U “mastru”, il presunto boss di Siderno, Giuseppe Commisso, non poteva essere arrestato nell’ambito dell’inchiesta “Ape Green”, la maxi-retata della Dda di Reggio che ha smantellato una holding di narcotrafficanti della Locride.
La decisione è stata presa, confermando il verdetto del Tribunale della libertà di Reggio, dalla Corte di Cassazione che, accogliendo le censure dell’avvocato Mario Santambrogio, ha dichiarato «inammissibile» il ricorso della Procura.
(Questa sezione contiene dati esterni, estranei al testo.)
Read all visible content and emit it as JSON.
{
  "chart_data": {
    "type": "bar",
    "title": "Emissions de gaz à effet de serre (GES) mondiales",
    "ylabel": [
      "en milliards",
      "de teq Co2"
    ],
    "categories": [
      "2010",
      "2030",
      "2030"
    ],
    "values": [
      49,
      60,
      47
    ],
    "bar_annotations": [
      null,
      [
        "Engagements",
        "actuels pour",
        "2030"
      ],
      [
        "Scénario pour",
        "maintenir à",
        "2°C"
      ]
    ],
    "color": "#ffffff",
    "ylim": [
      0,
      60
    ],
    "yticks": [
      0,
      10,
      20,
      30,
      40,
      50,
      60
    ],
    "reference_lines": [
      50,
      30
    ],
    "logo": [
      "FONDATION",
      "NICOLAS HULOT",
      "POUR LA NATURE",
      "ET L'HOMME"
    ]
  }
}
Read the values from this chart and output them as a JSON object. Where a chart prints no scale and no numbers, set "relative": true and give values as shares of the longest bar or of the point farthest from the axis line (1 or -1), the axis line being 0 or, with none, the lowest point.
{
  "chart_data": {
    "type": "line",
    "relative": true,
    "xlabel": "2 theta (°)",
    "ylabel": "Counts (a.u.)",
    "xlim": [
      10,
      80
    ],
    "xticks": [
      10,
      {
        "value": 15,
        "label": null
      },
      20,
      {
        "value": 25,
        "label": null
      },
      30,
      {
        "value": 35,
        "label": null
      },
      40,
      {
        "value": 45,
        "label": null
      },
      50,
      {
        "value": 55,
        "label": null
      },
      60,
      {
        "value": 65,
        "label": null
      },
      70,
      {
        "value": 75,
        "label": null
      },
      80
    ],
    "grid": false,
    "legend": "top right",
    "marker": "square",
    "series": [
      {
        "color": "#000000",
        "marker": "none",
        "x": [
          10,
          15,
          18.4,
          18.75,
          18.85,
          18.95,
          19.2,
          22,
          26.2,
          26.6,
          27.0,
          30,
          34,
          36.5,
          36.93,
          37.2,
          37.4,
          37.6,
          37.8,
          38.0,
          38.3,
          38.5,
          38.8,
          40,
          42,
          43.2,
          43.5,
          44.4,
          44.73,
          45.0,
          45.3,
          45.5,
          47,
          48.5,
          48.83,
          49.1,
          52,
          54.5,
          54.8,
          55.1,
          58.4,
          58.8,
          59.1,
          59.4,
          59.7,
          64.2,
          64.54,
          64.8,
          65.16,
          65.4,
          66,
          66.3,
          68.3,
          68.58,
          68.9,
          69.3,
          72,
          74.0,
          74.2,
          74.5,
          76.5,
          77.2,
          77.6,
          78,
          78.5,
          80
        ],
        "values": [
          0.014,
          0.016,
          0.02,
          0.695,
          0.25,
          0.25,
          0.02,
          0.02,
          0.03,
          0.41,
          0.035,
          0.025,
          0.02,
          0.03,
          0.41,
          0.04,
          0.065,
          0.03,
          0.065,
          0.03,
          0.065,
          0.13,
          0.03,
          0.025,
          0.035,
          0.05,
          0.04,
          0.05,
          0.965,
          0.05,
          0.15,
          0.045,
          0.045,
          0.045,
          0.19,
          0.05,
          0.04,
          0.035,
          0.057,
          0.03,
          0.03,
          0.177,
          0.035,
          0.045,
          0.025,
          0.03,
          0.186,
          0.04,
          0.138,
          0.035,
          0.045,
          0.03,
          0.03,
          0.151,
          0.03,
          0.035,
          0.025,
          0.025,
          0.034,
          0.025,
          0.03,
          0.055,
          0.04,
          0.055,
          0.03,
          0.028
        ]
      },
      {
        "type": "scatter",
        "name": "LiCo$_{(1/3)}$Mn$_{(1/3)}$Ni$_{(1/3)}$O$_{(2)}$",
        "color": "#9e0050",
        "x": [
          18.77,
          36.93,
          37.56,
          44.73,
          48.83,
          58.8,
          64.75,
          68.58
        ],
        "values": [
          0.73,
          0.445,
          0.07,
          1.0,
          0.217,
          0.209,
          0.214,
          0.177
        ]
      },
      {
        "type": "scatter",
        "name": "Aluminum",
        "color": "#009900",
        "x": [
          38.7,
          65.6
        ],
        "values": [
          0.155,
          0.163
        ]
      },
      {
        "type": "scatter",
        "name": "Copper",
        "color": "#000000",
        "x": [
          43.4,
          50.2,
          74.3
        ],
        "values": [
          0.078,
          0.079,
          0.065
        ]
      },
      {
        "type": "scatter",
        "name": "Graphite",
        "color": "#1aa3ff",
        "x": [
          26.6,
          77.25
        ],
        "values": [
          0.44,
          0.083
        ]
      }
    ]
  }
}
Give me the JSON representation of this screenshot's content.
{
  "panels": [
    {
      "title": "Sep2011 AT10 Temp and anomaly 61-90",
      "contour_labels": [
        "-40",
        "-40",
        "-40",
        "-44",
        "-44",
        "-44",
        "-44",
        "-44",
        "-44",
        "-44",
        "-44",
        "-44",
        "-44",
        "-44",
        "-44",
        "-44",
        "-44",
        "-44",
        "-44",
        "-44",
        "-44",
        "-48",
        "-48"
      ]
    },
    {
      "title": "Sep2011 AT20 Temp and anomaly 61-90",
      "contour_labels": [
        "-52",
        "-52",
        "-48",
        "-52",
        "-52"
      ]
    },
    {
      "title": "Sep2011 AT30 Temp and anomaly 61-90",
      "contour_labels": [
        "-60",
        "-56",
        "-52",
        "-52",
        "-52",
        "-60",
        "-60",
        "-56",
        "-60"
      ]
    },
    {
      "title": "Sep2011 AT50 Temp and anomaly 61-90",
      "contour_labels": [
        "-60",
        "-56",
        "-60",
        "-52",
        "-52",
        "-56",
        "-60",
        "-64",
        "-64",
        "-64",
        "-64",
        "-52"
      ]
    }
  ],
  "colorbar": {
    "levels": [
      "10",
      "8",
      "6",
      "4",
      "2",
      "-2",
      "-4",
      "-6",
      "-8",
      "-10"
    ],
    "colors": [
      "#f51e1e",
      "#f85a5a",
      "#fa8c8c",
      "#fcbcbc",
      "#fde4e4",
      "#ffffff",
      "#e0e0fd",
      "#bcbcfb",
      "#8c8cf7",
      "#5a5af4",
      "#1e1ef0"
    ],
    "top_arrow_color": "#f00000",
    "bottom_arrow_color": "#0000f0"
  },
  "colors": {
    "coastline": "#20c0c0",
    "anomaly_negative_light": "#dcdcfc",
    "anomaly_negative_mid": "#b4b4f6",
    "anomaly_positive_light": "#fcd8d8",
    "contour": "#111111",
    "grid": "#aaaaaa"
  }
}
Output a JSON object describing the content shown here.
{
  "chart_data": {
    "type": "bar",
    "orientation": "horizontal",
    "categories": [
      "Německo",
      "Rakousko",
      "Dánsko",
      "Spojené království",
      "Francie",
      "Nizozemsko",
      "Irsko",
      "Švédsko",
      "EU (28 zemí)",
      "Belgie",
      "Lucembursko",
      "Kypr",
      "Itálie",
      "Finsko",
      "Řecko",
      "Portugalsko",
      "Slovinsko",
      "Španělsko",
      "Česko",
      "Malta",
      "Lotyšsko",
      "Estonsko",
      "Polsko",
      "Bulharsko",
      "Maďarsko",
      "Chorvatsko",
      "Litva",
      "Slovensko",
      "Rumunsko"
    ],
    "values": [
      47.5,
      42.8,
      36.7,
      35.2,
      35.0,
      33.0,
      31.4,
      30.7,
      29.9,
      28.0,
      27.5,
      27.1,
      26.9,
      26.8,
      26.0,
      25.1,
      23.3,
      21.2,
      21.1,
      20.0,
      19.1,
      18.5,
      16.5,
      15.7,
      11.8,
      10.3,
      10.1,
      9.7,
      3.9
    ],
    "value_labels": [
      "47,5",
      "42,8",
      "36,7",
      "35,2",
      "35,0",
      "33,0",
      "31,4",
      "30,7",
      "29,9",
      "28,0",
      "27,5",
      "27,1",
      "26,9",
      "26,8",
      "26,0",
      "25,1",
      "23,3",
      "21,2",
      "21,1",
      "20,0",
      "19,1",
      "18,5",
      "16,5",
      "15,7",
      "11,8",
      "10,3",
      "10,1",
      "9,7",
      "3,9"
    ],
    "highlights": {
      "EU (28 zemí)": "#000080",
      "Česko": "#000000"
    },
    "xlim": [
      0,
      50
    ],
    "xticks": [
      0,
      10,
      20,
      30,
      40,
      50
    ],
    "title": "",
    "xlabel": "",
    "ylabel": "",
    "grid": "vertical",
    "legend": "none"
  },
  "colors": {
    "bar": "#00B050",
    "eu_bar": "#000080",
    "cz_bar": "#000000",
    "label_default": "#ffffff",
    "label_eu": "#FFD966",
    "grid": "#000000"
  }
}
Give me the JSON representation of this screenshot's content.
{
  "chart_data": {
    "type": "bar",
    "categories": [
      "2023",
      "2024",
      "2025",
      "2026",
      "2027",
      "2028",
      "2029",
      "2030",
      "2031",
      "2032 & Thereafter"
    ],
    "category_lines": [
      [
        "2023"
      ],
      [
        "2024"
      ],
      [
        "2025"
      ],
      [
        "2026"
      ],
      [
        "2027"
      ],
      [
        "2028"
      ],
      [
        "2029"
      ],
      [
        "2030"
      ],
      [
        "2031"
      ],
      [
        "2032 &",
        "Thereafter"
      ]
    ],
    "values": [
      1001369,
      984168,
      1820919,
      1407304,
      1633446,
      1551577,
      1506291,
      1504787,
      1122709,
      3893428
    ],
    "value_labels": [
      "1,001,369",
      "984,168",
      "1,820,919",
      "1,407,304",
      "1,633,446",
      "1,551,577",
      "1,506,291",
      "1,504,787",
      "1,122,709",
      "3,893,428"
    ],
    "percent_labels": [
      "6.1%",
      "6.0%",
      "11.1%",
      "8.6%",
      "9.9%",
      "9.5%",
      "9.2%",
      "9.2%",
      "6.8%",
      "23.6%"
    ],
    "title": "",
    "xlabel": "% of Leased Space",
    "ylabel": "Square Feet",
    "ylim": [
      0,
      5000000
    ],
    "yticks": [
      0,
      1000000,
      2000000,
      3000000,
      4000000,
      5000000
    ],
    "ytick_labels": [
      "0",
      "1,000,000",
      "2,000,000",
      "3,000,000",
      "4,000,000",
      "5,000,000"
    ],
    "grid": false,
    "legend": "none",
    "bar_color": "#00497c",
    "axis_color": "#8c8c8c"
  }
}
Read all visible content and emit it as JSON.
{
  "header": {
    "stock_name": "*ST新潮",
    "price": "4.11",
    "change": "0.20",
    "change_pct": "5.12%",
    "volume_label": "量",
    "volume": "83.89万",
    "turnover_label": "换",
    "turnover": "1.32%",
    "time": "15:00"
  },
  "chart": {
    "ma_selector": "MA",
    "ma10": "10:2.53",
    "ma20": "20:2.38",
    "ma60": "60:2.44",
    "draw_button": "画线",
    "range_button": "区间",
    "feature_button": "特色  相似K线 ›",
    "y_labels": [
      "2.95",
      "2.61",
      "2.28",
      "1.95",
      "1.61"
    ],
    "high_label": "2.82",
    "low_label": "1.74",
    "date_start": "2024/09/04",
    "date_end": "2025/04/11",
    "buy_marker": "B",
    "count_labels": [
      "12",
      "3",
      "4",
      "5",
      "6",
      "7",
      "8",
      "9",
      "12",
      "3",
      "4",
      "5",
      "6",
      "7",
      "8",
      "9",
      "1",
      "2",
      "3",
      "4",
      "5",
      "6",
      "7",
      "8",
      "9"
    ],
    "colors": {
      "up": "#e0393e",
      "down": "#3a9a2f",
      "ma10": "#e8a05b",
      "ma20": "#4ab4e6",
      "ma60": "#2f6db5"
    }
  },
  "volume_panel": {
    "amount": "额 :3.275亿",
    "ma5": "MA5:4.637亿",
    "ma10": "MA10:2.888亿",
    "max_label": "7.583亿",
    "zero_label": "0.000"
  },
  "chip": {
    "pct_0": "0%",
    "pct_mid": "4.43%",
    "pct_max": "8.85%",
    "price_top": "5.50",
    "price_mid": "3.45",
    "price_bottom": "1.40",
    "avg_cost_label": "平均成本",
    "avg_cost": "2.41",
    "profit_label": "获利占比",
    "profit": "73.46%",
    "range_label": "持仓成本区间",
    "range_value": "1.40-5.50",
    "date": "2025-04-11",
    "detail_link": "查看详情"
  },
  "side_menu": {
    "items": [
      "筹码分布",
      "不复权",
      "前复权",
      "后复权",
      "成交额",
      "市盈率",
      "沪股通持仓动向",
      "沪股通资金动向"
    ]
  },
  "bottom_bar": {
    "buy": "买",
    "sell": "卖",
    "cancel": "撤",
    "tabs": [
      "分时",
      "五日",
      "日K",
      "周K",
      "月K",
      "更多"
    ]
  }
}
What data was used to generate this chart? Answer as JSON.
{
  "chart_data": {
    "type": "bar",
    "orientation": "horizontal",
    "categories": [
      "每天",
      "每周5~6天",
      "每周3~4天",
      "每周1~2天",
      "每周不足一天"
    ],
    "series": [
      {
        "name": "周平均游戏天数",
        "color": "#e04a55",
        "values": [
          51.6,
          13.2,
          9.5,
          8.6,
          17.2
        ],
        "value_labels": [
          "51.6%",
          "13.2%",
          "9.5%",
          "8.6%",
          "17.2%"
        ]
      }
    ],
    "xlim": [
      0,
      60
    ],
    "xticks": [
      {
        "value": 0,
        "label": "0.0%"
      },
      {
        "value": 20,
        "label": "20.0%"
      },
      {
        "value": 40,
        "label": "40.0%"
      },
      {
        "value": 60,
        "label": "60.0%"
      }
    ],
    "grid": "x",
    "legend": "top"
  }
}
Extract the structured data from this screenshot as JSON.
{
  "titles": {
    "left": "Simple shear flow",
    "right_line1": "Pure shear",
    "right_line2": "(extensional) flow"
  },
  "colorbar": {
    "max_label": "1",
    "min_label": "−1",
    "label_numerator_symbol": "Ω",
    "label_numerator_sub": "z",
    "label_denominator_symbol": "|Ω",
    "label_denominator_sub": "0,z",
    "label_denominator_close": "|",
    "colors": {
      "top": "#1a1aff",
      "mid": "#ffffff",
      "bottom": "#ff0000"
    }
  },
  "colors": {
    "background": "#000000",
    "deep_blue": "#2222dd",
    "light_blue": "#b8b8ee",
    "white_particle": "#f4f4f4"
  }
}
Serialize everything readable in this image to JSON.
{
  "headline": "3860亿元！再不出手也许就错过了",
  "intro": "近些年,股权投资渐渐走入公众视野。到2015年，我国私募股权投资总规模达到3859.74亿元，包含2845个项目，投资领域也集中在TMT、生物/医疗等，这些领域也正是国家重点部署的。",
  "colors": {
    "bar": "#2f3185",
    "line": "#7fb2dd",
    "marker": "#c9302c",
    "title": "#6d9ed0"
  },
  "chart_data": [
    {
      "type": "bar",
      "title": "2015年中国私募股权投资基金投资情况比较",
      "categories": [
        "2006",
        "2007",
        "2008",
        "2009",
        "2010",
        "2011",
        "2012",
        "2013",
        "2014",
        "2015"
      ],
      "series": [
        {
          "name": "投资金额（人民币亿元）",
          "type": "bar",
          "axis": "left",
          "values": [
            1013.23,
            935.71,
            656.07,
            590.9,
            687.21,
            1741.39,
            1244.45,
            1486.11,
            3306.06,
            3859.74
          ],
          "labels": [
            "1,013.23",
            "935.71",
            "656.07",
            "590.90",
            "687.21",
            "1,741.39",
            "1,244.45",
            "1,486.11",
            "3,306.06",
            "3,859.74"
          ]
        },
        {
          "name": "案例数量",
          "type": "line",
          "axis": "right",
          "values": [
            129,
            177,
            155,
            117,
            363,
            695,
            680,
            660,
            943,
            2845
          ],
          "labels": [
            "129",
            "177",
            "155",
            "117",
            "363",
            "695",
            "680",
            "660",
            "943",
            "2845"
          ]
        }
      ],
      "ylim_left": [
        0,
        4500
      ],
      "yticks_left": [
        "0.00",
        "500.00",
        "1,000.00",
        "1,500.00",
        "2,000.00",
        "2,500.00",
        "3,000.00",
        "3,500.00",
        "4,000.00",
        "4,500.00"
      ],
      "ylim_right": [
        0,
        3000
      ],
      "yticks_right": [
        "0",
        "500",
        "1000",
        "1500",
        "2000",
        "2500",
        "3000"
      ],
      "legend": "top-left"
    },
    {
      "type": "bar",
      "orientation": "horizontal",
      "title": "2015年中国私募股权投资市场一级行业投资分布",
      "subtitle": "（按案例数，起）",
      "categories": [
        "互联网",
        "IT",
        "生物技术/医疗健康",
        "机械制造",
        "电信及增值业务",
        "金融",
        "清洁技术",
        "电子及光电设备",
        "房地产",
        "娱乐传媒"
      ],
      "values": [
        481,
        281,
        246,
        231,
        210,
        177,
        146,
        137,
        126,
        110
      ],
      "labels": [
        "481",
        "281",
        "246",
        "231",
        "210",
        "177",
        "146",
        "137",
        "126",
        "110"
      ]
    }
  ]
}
Davanti al collegio della terza sezione della Suprema Corte, l’avvocato Santambrogio ha infatti sostenuto «la legittimità del provvedimento di scarcerazione», osservando come il ricorso del Procuratore generale «si risolvesse in una rilettura di dati di fatto non consentita nel giudizio di legittimità».
Già il Tdl di Reggio aveva condiviso la tesi della difesa che aveva azzerato il mandato di cattura sostenendo «la mancanza d’indizi gravi in ordine alla prova della partecipazione del Commisso ai reati contestati trattandosi di un quadro probatorio non adeguatamente supportato da circostanze idonee a dimostrare il suo coinvolgimento nell’associazione dedita al narcotraffico».
Giuseppe Commisso, tra i personaggi di primo piano delle ’ndrine di Siderno, era stato travolto, anche lui insieme ad altre 22 persone, nell’inchiesta “Ape Green” con l’accusa di aver sovrinteso un’organizzazione che importava cocaina dal Sud America, e la contestuale partecipazione a dieci paralleli episodi di cessione di ingenti quantitativi di stupefacenti. Il cuore dell’accusa ruotava attorno alle intercettazioni registrate all’interno della lavanderia gestita dallo stesso Commisso in un centro commerciale di Siderno.